FERVEUR D’ALECHINSKY

La rencontre avec Pierre Alechinsky, qui eut lieu il y a un quart de siècle, fut l’une des plus déterminantes de ma vie. À l’époque de bien de faux-semblants et de ruses stériles chez bien d’artistes, j’avais enfin en face de moi un peintre-peintre. Il avait des couleurs sur les mains et dans les yeux. Il avait aussi des lignes fluides, continuant Matisse, bien que hachées parfois, des lignes sachant capter la musique des formes. J’aimais ses cadrages, ses encadrements, ses bordures agrémentées de signes et qui semblaient, au point de départ, vouloir isoler le monde peint rêvé par le créateur du monde palpitant, bruyant et désordonné qui sert de champ clos à nos vies, elles aussi tout désordre.
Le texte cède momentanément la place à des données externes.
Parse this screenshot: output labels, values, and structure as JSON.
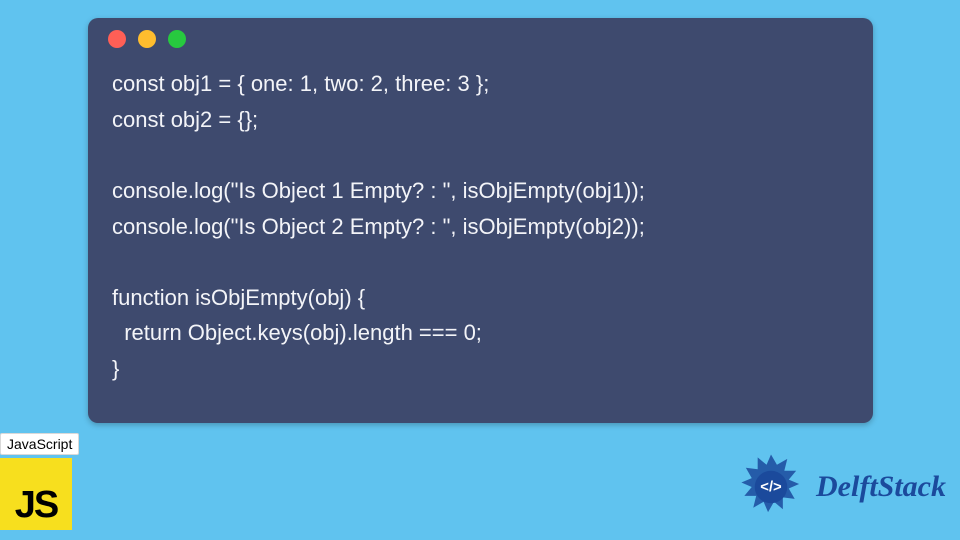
{
  "code": {
    "lines": [
      "const obj1 = { one: 1, two: 2, three: 3 };",
      "const obj2 = {};",
      "",
      "console.log(\"Is Object 1 Empty? : \", isObjEmpty(obj1));",
      "console.log(\"Is Object 2 Empty? : \", isObjEmpty(obj2));",
      "",
      "function isObjEmpty(obj) {",
      "  return Object.keys(obj).length === 0;",
      "}"
    ]
  },
  "window": {
    "dot_colors": {
      "red": "#ff5f56",
      "yellow": "#ffbd2e",
      "green": "#27c93f"
    },
    "background": "#3e4a6e"
  },
  "page_background": "#60c3ef",
  "js_badge": {
    "label": "JavaScript",
    "logo_text": "JS",
    "logo_bg": "#f7df1e"
  },
  "brand": {
    "name": "DelftStack",
    "color": "#1b4a9c"
  }
}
Pierre Alechinsky ne voulait dans sa peinture inventive à foison ne suivre que son rêve, cette vision d’un univers premier, magnifiquement archaïque et comme venu à nous du fond des temps, des fonds de l’homme pour nous dire que nous étions l’humanité, c’est-à-dire une manière (nom de vermine, à la manière dont Henri Michaux nous voit) mais de grouillement d’insectes magiques ou, mieux, d’épanouissement délicatement formel, repris, comme temps musicien, par le pinceau d’un dieu attentif et violent. C’est tout cela que j’ai spontanément vu et aimé chez Pierre, dans les éclaboussures de sa lumière et de sa nuit, toutes deux vibrantes de couleur, et c’est cet enthousiasme latent dans l’œuvre qui a fondé de moi, homme de mots, à lui, homme de taches et de lignes, ainsi que de lui à moi, l’enthousiasme d’une amitié fervente et jamais alentie ou ralentie.